In England, behind the parliamentary facade, the court (the deep state) retained immense economic and military power. At key moments, such as the revolution of 1688, the royal household and guards could be as important as parliament.

Today’s courts, however, take on new forms. Not only in republican monarchies in Russia, Turkey and France, but also as networks of clientelism infiltrating state structures. Most companies are family companies; some have become new courts. Rupert Murdoch’s newspapers helped make and break prime ministers; under some of them he has been described as an unofficial member of the cabinet, with frequent access to Downing Street. At his garden parties in Holland Park — attended by more ministers than those of Queen Elizabeth II at Buckingham Palace — politicians queue for access to ‘Rupert’.

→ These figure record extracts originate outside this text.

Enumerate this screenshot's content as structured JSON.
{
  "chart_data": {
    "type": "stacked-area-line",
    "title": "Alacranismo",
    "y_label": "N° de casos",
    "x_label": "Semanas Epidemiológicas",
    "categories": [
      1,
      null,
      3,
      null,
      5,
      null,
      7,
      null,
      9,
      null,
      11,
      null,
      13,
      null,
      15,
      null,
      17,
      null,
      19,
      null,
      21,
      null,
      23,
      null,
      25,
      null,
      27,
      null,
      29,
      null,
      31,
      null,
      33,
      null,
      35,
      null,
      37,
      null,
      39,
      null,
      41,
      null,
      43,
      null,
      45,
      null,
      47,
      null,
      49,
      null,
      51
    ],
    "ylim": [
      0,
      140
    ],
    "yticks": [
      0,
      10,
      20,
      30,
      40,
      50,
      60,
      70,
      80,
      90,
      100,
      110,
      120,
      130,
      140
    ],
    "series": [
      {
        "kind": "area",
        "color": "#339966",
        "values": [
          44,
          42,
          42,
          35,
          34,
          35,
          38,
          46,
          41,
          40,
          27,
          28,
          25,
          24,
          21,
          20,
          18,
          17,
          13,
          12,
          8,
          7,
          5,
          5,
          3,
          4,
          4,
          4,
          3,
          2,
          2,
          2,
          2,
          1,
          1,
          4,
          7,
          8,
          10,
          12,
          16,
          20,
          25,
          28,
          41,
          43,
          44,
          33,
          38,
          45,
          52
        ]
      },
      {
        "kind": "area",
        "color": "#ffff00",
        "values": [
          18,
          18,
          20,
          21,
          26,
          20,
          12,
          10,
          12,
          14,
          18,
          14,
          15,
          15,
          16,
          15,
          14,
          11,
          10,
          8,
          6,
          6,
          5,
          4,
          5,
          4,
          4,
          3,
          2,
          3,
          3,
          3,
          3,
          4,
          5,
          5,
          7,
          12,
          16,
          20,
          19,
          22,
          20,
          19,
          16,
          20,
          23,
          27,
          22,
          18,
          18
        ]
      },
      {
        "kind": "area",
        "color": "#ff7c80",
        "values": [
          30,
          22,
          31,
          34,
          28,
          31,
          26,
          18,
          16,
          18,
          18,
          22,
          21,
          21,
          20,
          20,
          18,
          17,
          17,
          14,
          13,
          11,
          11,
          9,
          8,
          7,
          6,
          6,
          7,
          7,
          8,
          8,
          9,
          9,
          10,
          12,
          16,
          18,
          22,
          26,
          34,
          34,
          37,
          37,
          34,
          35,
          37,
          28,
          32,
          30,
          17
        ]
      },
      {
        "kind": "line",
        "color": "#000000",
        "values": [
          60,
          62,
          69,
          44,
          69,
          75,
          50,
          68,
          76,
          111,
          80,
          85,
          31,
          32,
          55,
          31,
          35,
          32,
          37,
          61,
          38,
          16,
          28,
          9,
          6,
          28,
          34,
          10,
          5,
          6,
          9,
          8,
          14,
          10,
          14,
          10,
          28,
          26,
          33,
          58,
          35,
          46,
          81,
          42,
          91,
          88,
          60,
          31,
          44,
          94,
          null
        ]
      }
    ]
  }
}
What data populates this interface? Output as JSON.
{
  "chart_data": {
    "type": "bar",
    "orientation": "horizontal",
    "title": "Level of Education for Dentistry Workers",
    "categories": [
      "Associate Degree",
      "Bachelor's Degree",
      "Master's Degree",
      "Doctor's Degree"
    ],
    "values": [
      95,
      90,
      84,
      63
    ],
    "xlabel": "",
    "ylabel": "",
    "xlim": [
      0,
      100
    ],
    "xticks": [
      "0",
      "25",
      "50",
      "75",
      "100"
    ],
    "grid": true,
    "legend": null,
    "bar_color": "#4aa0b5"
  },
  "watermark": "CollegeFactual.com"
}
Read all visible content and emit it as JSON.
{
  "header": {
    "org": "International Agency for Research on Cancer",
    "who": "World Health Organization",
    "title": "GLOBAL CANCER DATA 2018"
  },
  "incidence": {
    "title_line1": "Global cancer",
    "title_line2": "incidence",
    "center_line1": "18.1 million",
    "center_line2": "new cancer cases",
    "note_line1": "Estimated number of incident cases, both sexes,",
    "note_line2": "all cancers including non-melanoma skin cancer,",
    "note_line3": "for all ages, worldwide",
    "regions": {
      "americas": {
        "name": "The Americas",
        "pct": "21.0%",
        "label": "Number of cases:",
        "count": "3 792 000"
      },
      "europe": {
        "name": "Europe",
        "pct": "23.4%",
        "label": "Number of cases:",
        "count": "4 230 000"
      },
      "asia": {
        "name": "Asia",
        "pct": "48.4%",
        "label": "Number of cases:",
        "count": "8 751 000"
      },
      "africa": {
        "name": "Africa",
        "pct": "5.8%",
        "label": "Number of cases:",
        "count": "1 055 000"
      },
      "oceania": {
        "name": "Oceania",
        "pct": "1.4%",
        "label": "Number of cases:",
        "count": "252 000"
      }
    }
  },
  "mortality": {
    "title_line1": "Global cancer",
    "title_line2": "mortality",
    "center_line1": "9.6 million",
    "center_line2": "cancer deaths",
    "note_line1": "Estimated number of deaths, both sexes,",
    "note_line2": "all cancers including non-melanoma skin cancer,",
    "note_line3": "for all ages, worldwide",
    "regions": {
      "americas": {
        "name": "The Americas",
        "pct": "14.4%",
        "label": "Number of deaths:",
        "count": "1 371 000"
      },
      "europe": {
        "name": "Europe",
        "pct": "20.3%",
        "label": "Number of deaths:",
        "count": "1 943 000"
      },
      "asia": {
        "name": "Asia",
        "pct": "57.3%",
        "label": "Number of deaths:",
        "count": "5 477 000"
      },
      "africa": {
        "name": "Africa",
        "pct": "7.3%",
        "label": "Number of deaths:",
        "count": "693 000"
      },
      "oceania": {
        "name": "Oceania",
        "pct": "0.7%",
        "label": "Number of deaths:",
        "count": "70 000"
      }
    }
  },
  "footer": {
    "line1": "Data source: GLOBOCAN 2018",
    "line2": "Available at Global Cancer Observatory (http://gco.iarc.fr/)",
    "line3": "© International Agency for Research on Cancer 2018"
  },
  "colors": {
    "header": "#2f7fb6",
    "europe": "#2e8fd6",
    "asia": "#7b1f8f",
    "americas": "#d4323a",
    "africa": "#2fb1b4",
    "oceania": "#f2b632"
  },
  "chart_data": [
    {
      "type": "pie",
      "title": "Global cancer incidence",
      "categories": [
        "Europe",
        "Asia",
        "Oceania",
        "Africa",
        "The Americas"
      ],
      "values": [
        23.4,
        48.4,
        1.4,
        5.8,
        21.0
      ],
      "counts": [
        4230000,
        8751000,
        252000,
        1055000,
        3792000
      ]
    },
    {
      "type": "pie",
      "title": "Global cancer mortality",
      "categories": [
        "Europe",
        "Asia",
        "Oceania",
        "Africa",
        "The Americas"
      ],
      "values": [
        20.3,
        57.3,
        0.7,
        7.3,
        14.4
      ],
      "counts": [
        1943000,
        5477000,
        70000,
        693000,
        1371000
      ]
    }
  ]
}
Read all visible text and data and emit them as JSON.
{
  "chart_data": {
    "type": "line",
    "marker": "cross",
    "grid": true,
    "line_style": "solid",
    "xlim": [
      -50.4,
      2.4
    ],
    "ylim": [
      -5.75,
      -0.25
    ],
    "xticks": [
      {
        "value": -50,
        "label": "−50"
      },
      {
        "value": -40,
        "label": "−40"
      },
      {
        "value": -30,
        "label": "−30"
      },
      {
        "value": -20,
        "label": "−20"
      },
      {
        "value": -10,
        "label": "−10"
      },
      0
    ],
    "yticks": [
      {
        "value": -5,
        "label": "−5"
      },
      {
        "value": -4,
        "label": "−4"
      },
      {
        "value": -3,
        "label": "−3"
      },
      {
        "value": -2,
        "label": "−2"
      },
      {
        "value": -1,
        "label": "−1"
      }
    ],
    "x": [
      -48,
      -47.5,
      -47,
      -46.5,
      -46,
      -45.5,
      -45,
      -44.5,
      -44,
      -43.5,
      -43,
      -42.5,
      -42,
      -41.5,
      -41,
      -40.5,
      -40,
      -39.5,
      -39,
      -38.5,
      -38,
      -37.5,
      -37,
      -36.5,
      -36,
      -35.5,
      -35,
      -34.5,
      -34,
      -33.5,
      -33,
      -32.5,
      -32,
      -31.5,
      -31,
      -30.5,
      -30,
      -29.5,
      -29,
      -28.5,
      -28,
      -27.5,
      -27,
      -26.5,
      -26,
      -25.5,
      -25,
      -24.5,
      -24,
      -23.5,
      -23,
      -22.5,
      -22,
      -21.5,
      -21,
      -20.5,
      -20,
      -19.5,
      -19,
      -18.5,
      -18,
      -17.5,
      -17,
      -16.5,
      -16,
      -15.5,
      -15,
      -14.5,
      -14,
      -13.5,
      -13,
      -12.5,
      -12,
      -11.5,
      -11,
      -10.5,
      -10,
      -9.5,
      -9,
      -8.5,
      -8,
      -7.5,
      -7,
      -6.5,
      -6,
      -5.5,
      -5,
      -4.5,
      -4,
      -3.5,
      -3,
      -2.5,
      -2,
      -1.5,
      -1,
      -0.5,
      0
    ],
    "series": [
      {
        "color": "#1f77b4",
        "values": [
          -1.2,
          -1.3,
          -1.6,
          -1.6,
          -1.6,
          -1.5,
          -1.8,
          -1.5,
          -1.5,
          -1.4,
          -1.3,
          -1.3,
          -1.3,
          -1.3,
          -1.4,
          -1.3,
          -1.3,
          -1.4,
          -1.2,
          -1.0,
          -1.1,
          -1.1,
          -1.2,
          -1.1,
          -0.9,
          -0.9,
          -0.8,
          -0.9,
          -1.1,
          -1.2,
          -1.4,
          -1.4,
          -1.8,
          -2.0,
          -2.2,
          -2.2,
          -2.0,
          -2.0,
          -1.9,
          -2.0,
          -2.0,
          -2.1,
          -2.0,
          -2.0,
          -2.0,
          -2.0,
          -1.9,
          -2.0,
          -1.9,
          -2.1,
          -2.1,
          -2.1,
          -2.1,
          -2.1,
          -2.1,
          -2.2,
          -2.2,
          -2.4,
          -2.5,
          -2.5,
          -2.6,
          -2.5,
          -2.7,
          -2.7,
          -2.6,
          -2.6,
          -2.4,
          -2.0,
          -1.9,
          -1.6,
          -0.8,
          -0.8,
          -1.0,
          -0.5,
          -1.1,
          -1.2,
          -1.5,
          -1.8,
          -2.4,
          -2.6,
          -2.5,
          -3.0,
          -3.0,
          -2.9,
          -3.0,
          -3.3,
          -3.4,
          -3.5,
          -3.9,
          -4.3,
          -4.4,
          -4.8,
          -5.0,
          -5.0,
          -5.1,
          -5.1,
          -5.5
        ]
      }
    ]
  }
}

Andrew Neil, a former editor of the Sunday Times, wrote in his memoirs something that must apply in many other companies: that at (the then called) News International ‘you are not a director or a manager or an editor: you are a courtier at the court of the Sun King’. One European ambassador suggested that the EU should negotiate over Brexit directly with Murdoch. In an age when more and more wealth is concentrated by elitist fiscal policies in fewer hands, his power will be inherited by his children.

In many different forms, as Jeroen Duindam has written in Dynasties, his ‘global history of power’, dynastic power is ‘a constant factor in a changing world’. The new courts around Putin, Trump and Erdogan are as powerful as the old ones — without the saving grace of their artistic patronage.